The Selena weighs 340g, while the Luna weighs 390g. The Black Diamond Primrose falls in at 350g, and the Iris at 368g.

While I didn’t notice the weight difference, the new Selena is noticeably less bulky than all of those other harnesses, and it packs very well.


So far, the Selena is holding up very well after more than 20 days of climbing in it. This harness has now seen a couple of off-widths, several days in the desert, a few towers, some sharp granite, some rockaneering, and a good deal of gym climbing.

As I mentioned above, the leg loops have broken in (a good thing), but otherwise, the harness still looks new. The Selena has a durable outer material on the waist belt, unlike other harnesses that have more intricate designs that get beat up quickly in chimneys and rough climbing.


These updated Petzl harnesses do away with the old mesh and foam design in the leg loops and waist belt.
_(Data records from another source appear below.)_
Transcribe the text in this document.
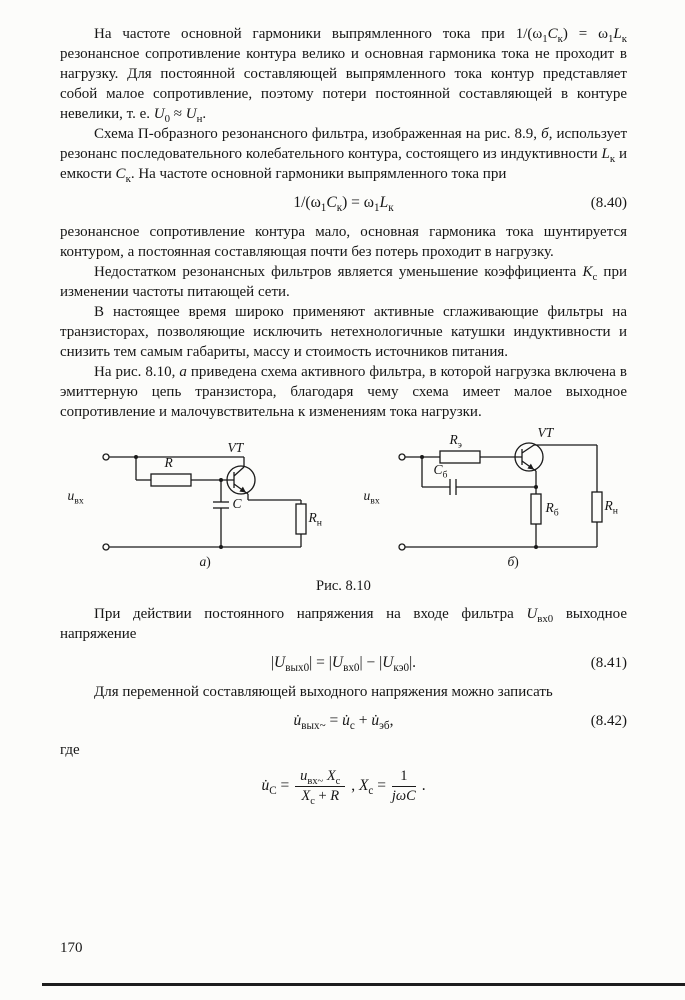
На частоте основной гармоники выпрямленного тока при $1/(\omega_1C_к) = \omega_1L_к$ резонансное сопротивление контура велико и основная гармоника тока не проходит в нагрузку. Для постоянной составляющей выпрямленного тока контур представляет собой малое сопротивление, поэтому потери постоянной составляющей в контуре невелики, т. е. $U_0 \approx U_н$.

Схема П-образного резонансного фильтра, изображенная на рис. 8.9, б, использует резонанс последовательного колебательного контура, состоящего из индуктивности $L_к$ и емкости $C_к$. На частоте основной гармоники выпрямленного тока при

$1/(\omega_1C_к) = \omega_1L_к$	(8.40)

резонансное сопротивление контура мало, основная гармоника тока шунтируется контуром, а постоянная составляющая почти без потерь проходит в нагрузку.

Недостатком резонансных фильтров является уменьшение коэффициента $K_с$ при изменении частоты питающей сети.

В настоящее время широко применяют активные сглаживающие фильтры на транзисторах, позволяющие исключить нетехнологичные катушки индуктивности и снизить тем самым габариты, массу и стоимость источников питания.

На рис. 8.10, а приведена схема активного фильтра, в которой нагрузка включена в эмиттерную цепь транзистора, благодаря чему схема имеет малое выходное сопротивление и малочувствительна к изменениям тока нагрузки.

VT
R
C
$R_н$
$u_{вх}$
а)
$R_э$
VT
$C_б$
$R_б$
$R_н$
$u_{вх}$
б)
Рис. 8.10

При действии постоянного напряжения на входе фильтра $U_{вх0}$ выходное напряжение

$|U_{вых0}| = |U_{вх0}| - |U_{кэ0}|$.	(8.41)

Для переменной составляющей выходного напряжения можно записать

$u̇_{вых\sim}$ = $u̇_c$ + $u̇_{эб}$,	(8.42)

где

$u̇_C = \frac{u_{вх\sim} X_c}{X_c + R}$ , $X_c = \frac{1}{\text{jωC}}$ .
170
While this may reduce breathability slightly, I didn’t find this difference to be very noticeable when climbing. When you’re climbing hard, you’re probably going to sweat a little bit, and this harness doesn’t seem to make you sweat any more than another harness would.

Bottom Line

The new Selena has several great improvements from the last model. Other than the very similar Luna, this is by far my favorite harness. It’s very comfortable, and it excels at the sport crag. It actually did pretty well in a variety of other settings too—from easy ice, (it does have loops for ice clippers) to warm weather multi-pitch, to long days of trad—though you’d want adjustable leg loops for true alpine climbing and mountaineering.

If you’re concerned about shaving weight, this harness is a great option, especially for intense single pitch sends. And the other features of this harness make it highly versatile and a great one-quiver tool, if you don’t need adjustable leg loops.